When will #MeToo come to medicine? While high-profile cases of sexual misconduct have rocked individual medical institutions—Yale in 2014 and 2015; USC in 2017; and Michigan State this year—the profession has escaped the level of public scrutiny sweeping entertainment, media, academia, and politics.
And it’s not for lack of evidence. A study appearing in the May 2016 issue of JAMA, found that 30% of female clinical researchers reported sexual harassment compared with 4% of their male counterparts. In a recent New England Journal of Medicine article, Dr. Reshma Jagsi, an author of the JAMA study, describes fellow physicians’ accounts of harassment:
One told of having a senior male leader in her field unzip the front zipper of her dress at a conference social event. Many report unwanted touching of breasts and buttocks. One described having a “tormentor” during training, and others noted remarkably consistent experiences in the operating room that ironically they thought were unique. One even described rape by a superior during her training that she had never reported.
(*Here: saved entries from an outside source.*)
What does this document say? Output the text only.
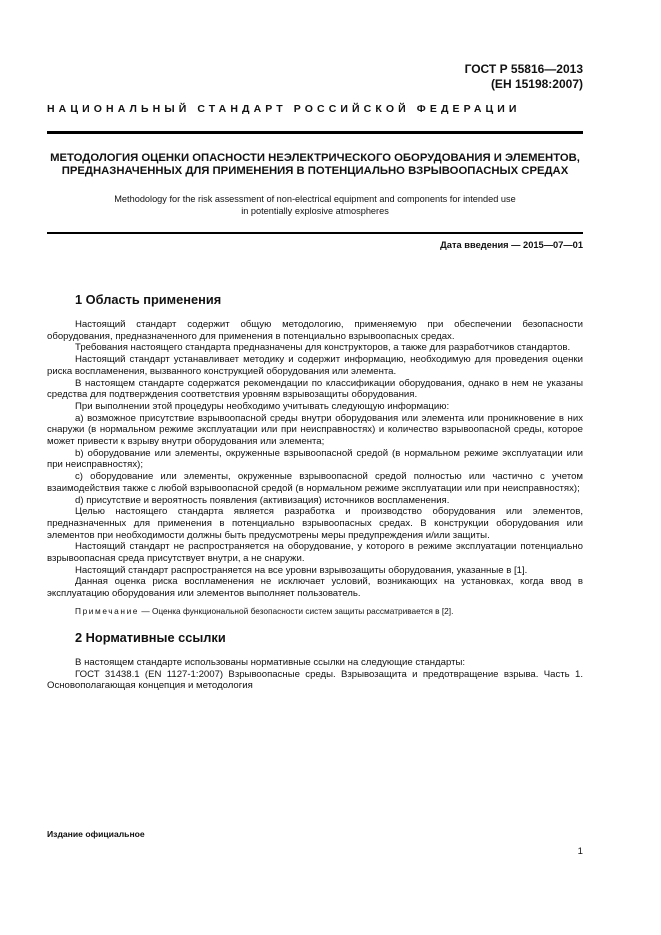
ГОСТ Р 55816—2013
(ЕН 15198:2007)
НАЦИОНАЛЬНЫЙ СТАНДАРТ РОССИЙСКОЙ ФЕДЕРАЦИИ
МЕТОДОЛОГИЯ ОЦЕНКИ ОПАСНОСТИ НЕЭЛЕКТРИЧЕСКОГО ОБОРУДОВАНИЯ И ЭЛЕМЕНТОВ,
ПРЕДНАЗНАЧЕННЫХ ДЛЯ ПРИМЕНЕНИЯ В ПОТЕНЦИАЛЬНО ВЗРЫВООПАСНЫХ СРЕДАХ
Methodology for the risk assessment of non-electrical equipment and components for intended use
in potentially explosive atmospheres
Дата введения — 2015—07—01
1 Область применения

Настоящий стандарт содержит общую методологию, применяемую при обеспечении безопасности оборудования, предназначенного для применения в потенциально взрывоопасных средах.

Требования настоящего стандарта предназначены для конструкторов, а также для разработчиков стандартов.

Настоящий стандарт устанавливает методику и содержит информацию, необходимую для проведения оценки риска воспламенения, вызванного конструкцией оборудования или элемента.

В настоящем стандарте содержатся рекомендации по классификации оборудования, однако в нем не указаны средства для подтверждения соответствия уровням взрывозащиты оборудования.

При выполнении этой процедуры необходимо учитывать следующую информацию:

а) возможное присутствие взрывоопасной среды внутри оборудования или элемента или проникновение в них снаружи (в нормальном режиме эксплуатации или при неисправностях) и количество взрывоопасной среды, которое может привести к взрыву внутри оборудования или элемента;

b) оборудование или элементы, окруженные взрывоопасной средой (в нормальном режиме эксплуатации или при неисправностях);

с) оборудование или элементы, окруженные взрывоопасной средой полностью или частично с учетом взаимодействия также с любой взрывоопасной средой (в нормальном режиме эксплуатации или при неисправностях);

d) присутствие и вероятность появления (активизация) источников воспламенения.

Целью настоящего стандарта является разработка и производство оборудования или элементов, предназначенных для применения в потенциально взрывоопасных средах. В конструкции оборудования или элементов при необходимости должны быть предусмотрены меры предупреждения и/или защиты.

Настоящий стандарт не распространяется на оборудование, у которого в режиме эксплуатации потенциально взрывоопасная среда присутствует внутри, а не снаружи.

Настоящий стандарт распространяется на все уровни взрывозащиты оборудования, указанные в [1].

Данная оценка риска воспламенения не исключает условий, возникающих на установках, когда ввод в эксплуатацию оборудования или элементов выполняет пользователь.

Примечание — Оценка функциональной безопасности систем защиты рассматривается в [2].

2 Нормативные ссылки

В настоящем стандарте использованы нормативные ссылки на следующие стандарты:

ГОСТ 31438.1 (EN 1127-1:2007) Взрывоопасные среды. Взрывозащита и предотвращение взрыва. Часть 1. Основополагающая концепция и методология

Издание официальное
1
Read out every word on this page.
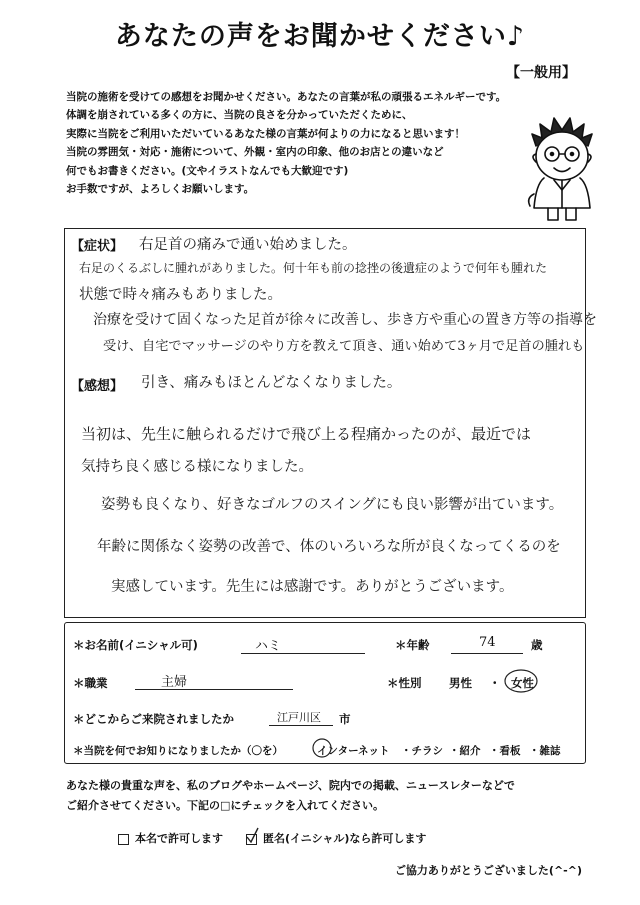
あなたの声をお聞かせください♪
【一般用】
当院の施術を受けての感想をお聞かせください。あなたの言葉が私の頑張るエネルギーです。
体調を崩されている多くの方に、当院の良さを分かっていただくために、
実際に当院をご利用いただいているあなた様の言葉が何よりの力になると思います！
当院の雰囲気・対応・施術について、外観・室内の印象、他のお店との違いなど
何でもお書きください。(文やイラストなんでも大歓迎です)
お手数ですが、よろしくお願いします。
【症状】 右足首の痛みで通い始めました。
右足のくるぶしに腫れがありました。何十年も前の捻挫の後遺症のようで何年も腫れた
状態で時々痛みもありました。
治療を受けて固くなった足首が徐々に改善し、歩き方や重心の置き方等の指導を
受け、自宅でマッサージのやり方を教えて頂き、通い始めて3ヶ月で足首の腫れも
【感想】 引き、痛みもほとんどなくなりました。
当初は、先生に触られるだけで飛び上る程痛かったのが、最近では
気持ち良く感じる様になりました。
姿勢も良くなり、好きなゴルフのスイングにも良い影響が出ています。
年齢に関係なく姿勢の改善で、体のいろいろな所が良くなってくるのを
実感しています。先生には感謝です。ありがとうございます。
＊お名前(イニシャル可)	ハミ	＊年齢	74	歳
＊職業	主婦	＊性別 男性 ・ 女性
＊どこからご来院されましたか	江戸川区 市
＊当院を何でお知りになりましたか（〇を）	インターネット ・チラシ ・紹介 ・看板 ・雑誌
あなた様の貴重な声を、私のブログやホームページ、院内での掲載、ニュースレターなどで
ご紹介させてください。下記の□にチェックを入れてください。
本名で許可します	匿名(イニシャル)なら許可します
ご協力ありがとうございました(^-^)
Similar accounts have appeared in NBC News, Forbes, the Boston Globe, and on a Yale School of Medicine blog. Together, they portray a profession that has often minimized, normalized, or tolerated sexual harassment as just another demand of the job.
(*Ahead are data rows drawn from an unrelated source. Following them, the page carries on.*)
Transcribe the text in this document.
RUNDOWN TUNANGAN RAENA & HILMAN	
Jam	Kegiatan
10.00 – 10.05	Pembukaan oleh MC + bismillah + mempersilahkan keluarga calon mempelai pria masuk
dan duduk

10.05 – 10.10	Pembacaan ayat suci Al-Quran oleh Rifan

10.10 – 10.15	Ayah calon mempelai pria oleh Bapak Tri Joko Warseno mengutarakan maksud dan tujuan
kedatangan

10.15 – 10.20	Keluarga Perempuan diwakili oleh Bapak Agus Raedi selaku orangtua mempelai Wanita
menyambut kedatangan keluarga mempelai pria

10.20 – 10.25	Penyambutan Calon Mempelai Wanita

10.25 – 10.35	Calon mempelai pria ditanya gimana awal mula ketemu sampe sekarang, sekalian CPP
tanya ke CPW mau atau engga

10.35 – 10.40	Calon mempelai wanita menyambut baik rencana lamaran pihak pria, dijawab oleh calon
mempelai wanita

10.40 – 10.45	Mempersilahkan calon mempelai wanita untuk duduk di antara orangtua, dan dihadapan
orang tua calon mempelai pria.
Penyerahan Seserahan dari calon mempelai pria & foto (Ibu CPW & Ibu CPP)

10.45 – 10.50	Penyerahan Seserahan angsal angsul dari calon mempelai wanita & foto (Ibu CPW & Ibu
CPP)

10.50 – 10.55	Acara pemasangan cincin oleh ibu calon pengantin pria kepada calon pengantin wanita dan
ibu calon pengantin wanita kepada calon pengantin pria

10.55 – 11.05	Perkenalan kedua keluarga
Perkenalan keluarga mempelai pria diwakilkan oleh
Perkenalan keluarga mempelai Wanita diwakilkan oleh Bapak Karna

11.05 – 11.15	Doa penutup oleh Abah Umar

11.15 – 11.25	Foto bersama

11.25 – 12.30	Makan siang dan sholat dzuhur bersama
Moreover, sexual harassment has proliferated alongside other forms of gender discrimination. Although the number of women enrolling in medical schools has increased, men still occupy a disproportionate share of leadership positions in medicine. A 2014 study published in JAMA, found that women were less likely than men to have achieved full-professor status, a finding which held across specialties. A 2011 study reported comparable results: “Throughout their careers, women held fewer leadership roles than men (P < .001).”
Female physicians also make less than their male counterparts. Articles appearing in JAMA (in 2012), JAMA Internal Medicine (in 2016), and the BMJ (also in 2016) all report significant differences in salary between male and female physicians. The JAMA Internal Medicine article notes that gender disparities persist across a wide range of specialties. And the pay gap may start right out of residency: a 2013 study found significant gender disparities in the salaries of early-career physicians.
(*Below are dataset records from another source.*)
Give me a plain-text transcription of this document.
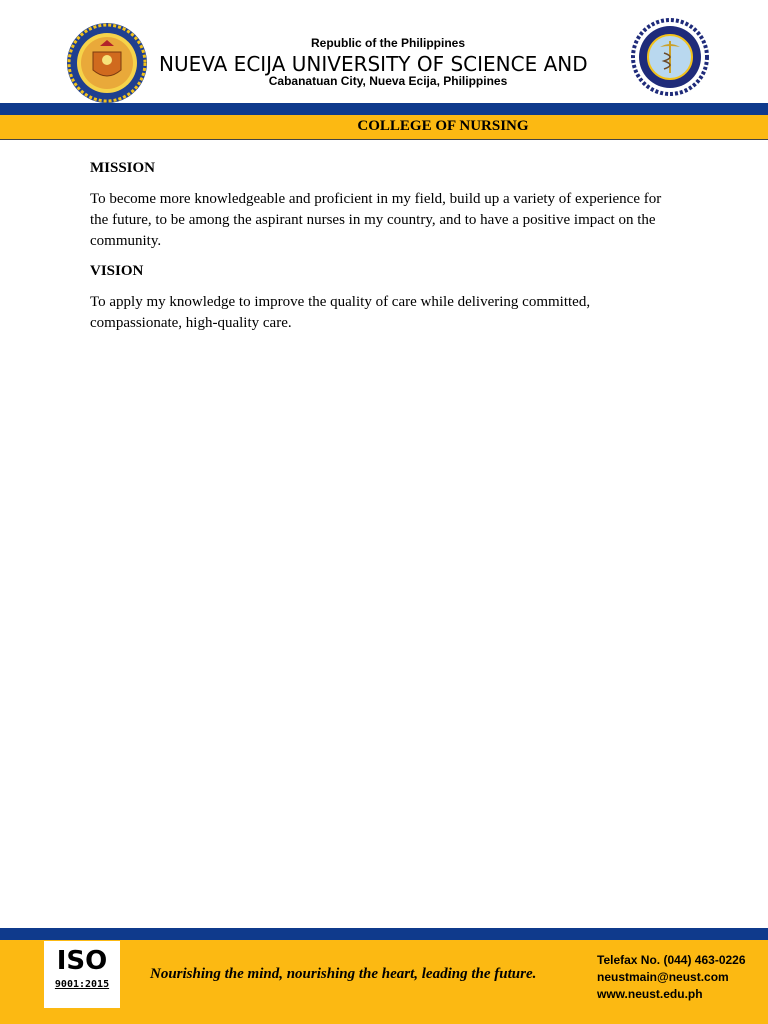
Republic of the Philippines
NUEVA ECIJA UNIVERSITY OF SCIENCE AND
Cabanatuan City, Nueva Ecija, Philippines
COLLEGE OF NURSING
MISSION
To become more knowledgeable and proficient in my field, build up a variety of experience for the future, to be among the aspirant nurses in my country, and to have a positive impact on the community.
VISION
To apply my knowledge to improve the quality of care while delivering committed, compassionate, high-quality care.
ISO
9001:2015
Nourishing the mind, nourishing the heart, leading the future.
Telefax No. (044) 463-0226
neustmain@neust.com
www.neust.edu.ph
The evidence is compelling. But it will likely take more than data to transform medicine. Anti-discrimination laws are an essential tool that physicians can use to fight for gender equity. Physicians are protected by the Equal Pay Act, which requires equal pay for equal work, and Title VII of the Civil Rights Act, which prohibits sexual harassment and discrimination in pay and promotions. Physicians at academic medical centers may also benefit from Title IX of the Education Amendments of 1972, which prohibits gender discrimination, including harassment, at most universities. State and local laws also protect physicians from gender discrimination, and some, like the New York City Human Rights Law, are even more protective than their federal counterparts.
Each of these laws can form the basis of a gender discrimination lawsuit. But there are also other options for physicians seeking redress. Physicians can work with attorneys to file internal complaints with their employers and advocate for institutional reform. They can also meaningfully settle discrimination claims without filing a public lawsuit.
Importantly, many anti-discrimination laws contain anti-retaliation provisions. These provisions prohibit employers from firing, demoting, or taking other adverse action against physicians who raise concerns about gender discrimination. Even internal complaints—for example, to department heads, residency directors, or human resources departments—may be protected by anti-retaliation provisions.
Yet anti-discrimination and anti-retaliation laws are complicated. It takes experience to gather facts, formulate a legal theory, and develop and implement a negotiation or litigation strategy. Any physician who has suffered discrimination or wants to reform her or his institution should contact an employment discrimination lawyer before taking any action. Many attorneys will provide free consultations and agree to work on contingency.
The disparities in medicine are well-established and persistent. Armed with data and with anti-discrimination laws, physicians have an opportunity to bring #MeToo to medicine.
 The BMJ article also reports significant disparities between black and white physicians. Racial disparities in medicine will be the topic of a future blog post.